Even if Kelce and Hill can’t participate, the Steelers need to be wary of the Chiefs running attack. Even though, on average, coach Andy Reid’s offense only accumulates 109.9 yards per game on the ground, K.C. popped off for 132 yards rushing two weeks ago in a win against the Las Vegas Raiders and 126 yards against the Dallas Cowboys before their bye on Nov. 21.

Meanwhile, the Steelers have the second-worst rush defense in the NFL at 143.9 yards per game. And it just yielded 201 yards on the ground against Tennessee last weekend.

“It was ‘The Good, the Bad and the Ugly,’” defensive captain Cameron Heyward said of his unit’s effort last week against the Titans. “The ‘ugly’ was the 200 (yards rushing). The ‘bad’ was the time of possession (39 minutes and eight seconds for Tennessee). But the good was 13 points. Our pass defense was good. And the really good was picking up the W.”
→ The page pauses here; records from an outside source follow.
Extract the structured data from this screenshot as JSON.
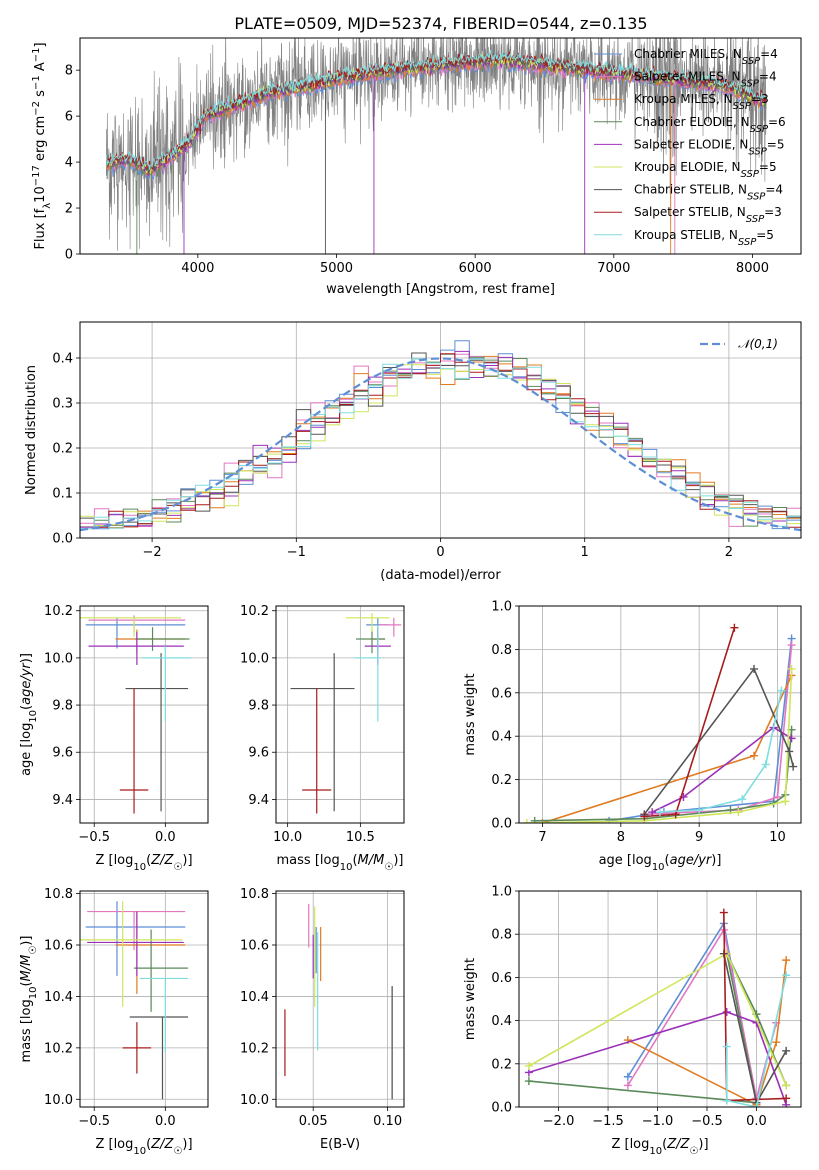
{
  "figure": {
    "title": "PLATE=0509, MJD=52374, FIBERID=0544, z=0.135",
    "colors": {
      "models": [
        "#5e8ed6",
        "#e377c2",
        "#e07b22",
        "#5a8a5a",
        "#9b30b8",
        "#cfe65a",
        "#555555",
        "#a81c1c",
        "#7fdde0"
      ],
      "data": "#808080",
      "normal": "#5e8ed6"
    },
    "model_names": [
      "Chabrier MILES",
      "Salpeter MILES",
      "Kroupa MILES",
      "Chabrier ELODIE",
      "Salpeter ELODIE",
      "Kroupa ELODIE",
      "Chabrier STELIB",
      "Salpeter STELIB",
      "Kroupa STELIB"
    ],
    "legend_labels": [
      "Chabrier MILES, N_SSP=4",
      "Salpeter MILES, N_SSP=4",
      "Kroupa MILES, N_SSP=3",
      "Chabrier ELODIE, N_SSP=6",
      "Salpeter ELODIE, N_SSP=5",
      "Kroupa ELODIE, N_SSP=5",
      "Chabrier STELIB, N_SSP=4",
      "Salpeter STELIB, N_SSP=3",
      "Kroupa STELIB, N_SSP=5"
    ]
  },
  "chart_data": [
    {
      "id": "spectrum",
      "type": "line",
      "xlabel": "wavelength [Angstrom, rest frame]",
      "ylabel": "Flux [f_λ 10^-17 erg cm^-2 s^-1 A^-1]",
      "xlim": [
        3150,
        8350
      ],
      "ylim": [
        0,
        9.4
      ],
      "xticks": [
        4000,
        5000,
        6000,
        7000,
        8000
      ],
      "yticks": [
        0,
        2,
        4,
        6,
        8
      ],
      "legend_position": "upper right",
      "continuum_knots": {
        "x": [
          3340,
          3500,
          3650,
          3800,
          3950,
          4050,
          4300,
          4500,
          4800,
          5000,
          5300,
          5600,
          5900,
          6200,
          6500,
          6800,
          7100,
          7400,
          7700,
          7850,
          8000,
          8100
        ],
        "y": [
          3.9,
          4.1,
          3.6,
          4.2,
          4.9,
          6.0,
          6.5,
          7.0,
          7.3,
          7.6,
          7.9,
          8.1,
          8.3,
          8.4,
          8.2,
          8.0,
          7.8,
          7.6,
          7.4,
          7.2,
          6.8,
          6.6
        ]
      }
    },
    {
      "id": "residual_histogram",
      "type": "histogram",
      "xlabel": "(data-model)/error",
      "ylabel": "Normed distribution",
      "xlim": [
        -2.5,
        2.5
      ],
      "ylim": [
        0,
        0.48
      ],
      "xticks": [
        -2,
        -1,
        0,
        1,
        2
      ],
      "yticks": [
        0.0,
        0.1,
        0.2,
        0.3,
        0.4
      ],
      "grid": true,
      "bin_width": 0.1,
      "bins_from": -2.5,
      "legend": "𝒩(0,1)",
      "legend_position": "upper right",
      "normal_curve": {
        "mean": 0,
        "sigma": 1
      }
    },
    {
      "id": "age_vs_Z",
      "type": "errorbar",
      "xlabel": "Z [log10(Z/Z☉)]",
      "ylabel": "age  [log10(age/yr)]",
      "xlim": [
        -0.6,
        0.3
      ],
      "ylim": [
        9.3,
        10.22
      ],
      "xticks": [
        -0.5,
        0.0
      ],
      "yticks": [
        9.4,
        9.6,
        9.8,
        10.0,
        10.2
      ],
      "grid": true,
      "points": [
        {
          "x": -0.34,
          "xerr": [
            0.22,
            0.48
          ],
          "y": 10.14,
          "yerr": [
            0.1,
            0.03
          ]
        },
        {
          "x": -0.22,
          "xerr": [
            0.32,
            0.36
          ],
          "y": 10.16,
          "yerr": [
            0.05,
            0.02
          ]
        },
        {
          "x": -0.2,
          "xerr": [
            0.15,
            0.34
          ],
          "y": 10.08,
          "yerr": [
            0.06,
            0.04
          ]
        },
        {
          "x": -0.09,
          "xerr": [
            0.12,
            0.26
          ],
          "y": 10.08,
          "yerr": [
            0.05,
            0.05
          ]
        },
        {
          "x": -0.2,
          "xerr": [
            0.34,
            0.33
          ],
          "y": 10.05,
          "yerr": [
            0.08,
            0.06
          ]
        },
        {
          "x": -0.22,
          "xerr": [
            0.38,
            0.33
          ],
          "y": 10.17,
          "yerr": [
            0.08,
            0.0
          ]
        },
        {
          "x": -0.03,
          "xerr": [
            0.25,
            0.19
          ],
          "y": 9.87,
          "yerr": [
            0.52,
            0.15
          ]
        },
        {
          "x": -0.22,
          "xerr": [
            0.1,
            0.1
          ],
          "y": 9.44,
          "yerr": [
            0.1,
            0.43
          ]
        },
        {
          "x": 0.0,
          "xerr": [
            0.16,
            0.18
          ],
          "y": 10.0,
          "yerr": [
            0.27,
            0.05
          ]
        }
      ]
    },
    {
      "id": "age_vs_mass",
      "type": "errorbar",
      "xlabel": "mass [log10(M/M☉)]",
      "ylabel": "",
      "xlim": [
        9.92,
        10.8
      ],
      "ylim": [
        9.3,
        10.22
      ],
      "xticks": [
        10.0,
        10.5
      ],
      "yticks": [
        9.4,
        9.6,
        9.8,
        10.0,
        10.2
      ],
      "grid": true,
      "points": [
        {
          "x": 10.62,
          "xerr": [
            0.08,
            0.07
          ],
          "y": 10.14,
          "yerr": [
            0.1,
            0.03
          ]
        },
        {
          "x": 10.73,
          "xerr": [
            0.1,
            0.05
          ],
          "y": 10.14,
          "yerr": [
            0.05,
            0.03
          ]
        },
        {
          "x": 10.62,
          "xerr": [
            0.04,
            0.05
          ],
          "y": 10.08,
          "yerr": [
            0.06,
            0.05
          ]
        },
        {
          "x": 10.58,
          "xerr": [
            0.11,
            0.09
          ],
          "y": 10.08,
          "yerr": [
            0.06,
            0.04
          ]
        },
        {
          "x": 10.62,
          "xerr": [
            0.09,
            0.09
          ],
          "y": 10.05,
          "yerr": [
            0.08,
            0.07
          ]
        },
        {
          "x": 10.58,
          "xerr": [
            0.18,
            0.12
          ],
          "y": 10.17,
          "yerr": [
            0.06,
            0.02
          ]
        },
        {
          "x": 10.32,
          "xerr": [
            0.3,
            0.14
          ],
          "y": 9.87,
          "yerr": [
            0.52,
            0.15
          ]
        },
        {
          "x": 10.2,
          "xerr": [
            0.1,
            0.1
          ],
          "y": 9.44,
          "yerr": [
            0.1,
            0.43
          ]
        },
        {
          "x": 10.62,
          "xerr": [
            0.16,
            0.02
          ],
          "y": 10.0,
          "yerr": [
            0.27,
            0.14
          ]
        }
      ]
    },
    {
      "id": "weight_vs_age",
      "type": "line",
      "xlabel": "age  [log10(age/yr)]",
      "ylabel": "mass weight",
      "xlim": [
        6.7,
        10.3
      ],
      "ylim": [
        0,
        1.0
      ],
      "xticks": [
        7,
        8,
        9,
        10
      ],
      "yticks": [
        0.0,
        0.2,
        0.4,
        0.6,
        0.8,
        1.0
      ],
      "grid": true,
      "series": [
        {
          "x": [
            7.85,
            8.55,
            9.95,
            10.18
          ],
          "y": [
            0.01,
            0.05,
            0.1,
            0.85
          ]
        },
        {
          "x": [
            8.3,
            9.5,
            10.0,
            10.18
          ],
          "y": [
            0.04,
            0.06,
            0.12,
            0.82
          ]
        },
        {
          "x": [
            7.0,
            9.7,
            10.18
          ],
          "y": [
            0.0,
            0.31,
            0.68
          ]
        },
        {
          "x": [
            6.9,
            8.3,
            9.4,
            9.95,
            10.1,
            10.18
          ],
          "y": [
            0.01,
            0.02,
            0.06,
            0.09,
            0.13,
            0.43
          ]
        },
        {
          "x": [
            8.4,
            8.8,
            9.95,
            10.18
          ],
          "y": [
            0.05,
            0.12,
            0.44,
            0.39
          ]
        },
        {
          "x": [
            6.8,
            8.3,
            9.5,
            10.1,
            10.18
          ],
          "y": [
            0.0,
            0.01,
            0.05,
            0.1,
            0.71
          ]
        },
        {
          "x": [
            8.3,
            9.7,
            10.15,
            10.2
          ],
          "y": [
            0.04,
            0.71,
            0.33,
            0.26
          ]
        },
        {
          "x": [
            8.3,
            8.7,
            9.45
          ],
          "y": [
            0.03,
            0.04,
            0.9
          ]
        },
        {
          "x": [
            8.5,
            9.0,
            9.55,
            9.85,
            10.05
          ],
          "y": [
            0.05,
            0.06,
            0.11,
            0.27,
            0.61
          ]
        }
      ]
    },
    {
      "id": "mass_vs_Z",
      "type": "errorbar",
      "xlabel": "Z [log10(Z/Z☉)]",
      "ylabel": "mass [log10(M/M☉)]",
      "xlim": [
        -0.6,
        0.3
      ],
      "ylim": [
        9.97,
        10.81
      ],
      "xticks": [
        -0.5,
        0.0
      ],
      "yticks": [
        10.0,
        10.2,
        10.4,
        10.6,
        10.8
      ],
      "grid": true,
      "points": [
        {
          "x": -0.34,
          "xerr": [
            0.22,
            0.48
          ],
          "y": 10.67,
          "yerr": [
            0.19,
            0.1
          ]
        },
        {
          "x": -0.22,
          "xerr": [
            0.33,
            0.36
          ],
          "y": 10.73,
          "yerr": [
            0.15,
            0.0
          ]
        },
        {
          "x": -0.2,
          "xerr": [
            0.15,
            0.34
          ],
          "y": 10.6,
          "yerr": [
            0.19,
            0.13
          ]
        },
        {
          "x": -0.1,
          "xerr": [
            0.12,
            0.26
          ],
          "y": 10.51,
          "yerr": [
            0.17,
            0.15
          ]
        },
        {
          "x": -0.2,
          "xerr": [
            0.35,
            0.33
          ],
          "y": 10.61,
          "yerr": [
            0.13,
            0.12
          ]
        },
        {
          "x": -0.3,
          "xerr": [
            0.3,
            0.42
          ],
          "y": 10.62,
          "yerr": [
            0.26,
            0.15
          ]
        },
        {
          "x": -0.02,
          "xerr": [
            0.23,
            0.18
          ],
          "y": 10.32,
          "yerr": [
            0.32,
            0.0
          ]
        },
        {
          "x": -0.2,
          "xerr": [
            0.1,
            0.1
          ],
          "y": 10.2,
          "yerr": [
            0.1,
            0.1
          ]
        },
        {
          "x": 0.0,
          "xerr": [
            0.18,
            0.16
          ],
          "y": 10.47,
          "yerr": [
            0.29,
            0.0
          ]
        }
      ]
    },
    {
      "id": "mass_vs_EBV",
      "type": "errorbar",
      "xlabel": "E(B-V)",
      "ylabel": "",
      "xlim": [
        0.025,
        0.111
      ],
      "ylim": [
        9.97,
        10.81
      ],
      "xticks": [
        0.05,
        0.1
      ],
      "yticks": [
        10.0,
        10.2,
        10.4,
        10.6,
        10.8
      ],
      "grid": true,
      "points": [
        {
          "x": 0.052,
          "xerr": [
            0,
            0
          ],
          "y": 10.62,
          "yerr": [
            0.13,
            0.05
          ]
        },
        {
          "x": 0.047,
          "xerr": [
            0,
            0
          ],
          "y": 10.69,
          "yerr": [
            0.1,
            0.07
          ]
        },
        {
          "x": 0.055,
          "xerr": [
            0,
            0
          ],
          "y": 10.6,
          "yerr": [
            0.14,
            0.07
          ]
        },
        {
          "x": 0.103,
          "xerr": [
            0,
            0
          ],
          "y": 10.22,
          "yerr": [
            0.22,
            0.22
          ]
        },
        {
          "x": 0.05,
          "xerr": [
            0,
            0
          ],
          "y": 10.57,
          "yerr": [
            0.1,
            0.07
          ]
        },
        {
          "x": 0.051,
          "xerr": [
            0,
            0
          ],
          "y": 10.6,
          "yerr": [
            0.24,
            0.15
          ]
        },
        {
          "x": 0.103,
          "xerr": [
            0,
            0
          ],
          "y": 10.22,
          "yerr": [
            0.22,
            0.22
          ]
        },
        {
          "x": 0.031,
          "xerr": [
            0,
            0
          ],
          "y": 10.22,
          "yerr": [
            0.13,
            0.13
          ]
        },
        {
          "x": 0.053,
          "xerr": [
            0,
            0
          ],
          "y": 10.42,
          "yerr": [
            0.23,
            0.23
          ]
        }
      ]
    },
    {
      "id": "weight_vs_Z",
      "type": "line",
      "xlabel": "Z [log10(Z/Z☉)]",
      "ylabel": "mass weight",
      "xlim": [
        -2.4,
        0.45
      ],
      "ylim": [
        0,
        1.0
      ],
      "xticks": [
        -2.0,
        -1.5,
        -1.0,
        -0.5,
        0.0
      ],
      "yticks": [
        0.0,
        0.2,
        0.4,
        0.6,
        0.8,
        1.0
      ],
      "grid": true,
      "series": [
        {
          "x": [
            -1.3,
            -0.33,
            0.0
          ],
          "y": [
            0.14,
            0.85,
            0.01
          ]
        },
        {
          "x": [
            -1.3,
            -0.33,
            0.0,
            0.2
          ],
          "y": [
            0.1,
            0.82,
            0.04,
            0.39
          ]
        },
        {
          "x": [
            -1.3,
            0.0,
            0.2,
            0.3
          ],
          "y": [
            0.31,
            0.01,
            0.3,
            0.68
          ]
        },
        {
          "x": [
            -2.3,
            0.0,
            -0.3,
            0.0,
            0.3
          ],
          "y": [
            0.12,
            0.02,
            0.71,
            0.43,
            0.1
          ]
        },
        {
          "x": [
            -2.3,
            -0.3,
            0.0,
            0.3
          ],
          "y": [
            0.16,
            0.44,
            0.39,
            0.01
          ]
        },
        {
          "x": [
            -2.3,
            -0.3,
            0.3
          ],
          "y": [
            0.19,
            0.71,
            0.1
          ]
        },
        {
          "x": [
            -0.33,
            0.0,
            0.3
          ],
          "y": [
            0.71,
            0.02,
            0.26
          ]
        },
        {
          "x": [
            -0.33,
            -0.3,
            0.3
          ],
          "y": [
            0.9,
            0.03,
            0.04
          ]
        },
        {
          "x": [
            -0.3,
            -0.3,
            0.0,
            0.3
          ],
          "y": [
            0.28,
            0.03,
            0.0,
            0.61
          ]
        }
      ]
    }
  ]
}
Heyward’s “The Good, the Bad and the Ugly” reference is also fitting of this Steelers season in general. As it was of that 2018 team.

A sequel to that 1966 movie was proposed and never made. If 2021 is actually a remake of 2018, for the sake of the Steelers, let’s hope the ending is more favorable in Kansas City over this Christmas weekend than was the case in New Orleans a few years ago.

If not, at least rewrite the ending for the last week of the season. Because no one in Pittsburgh was a fan of how that original screenplay wrapped up.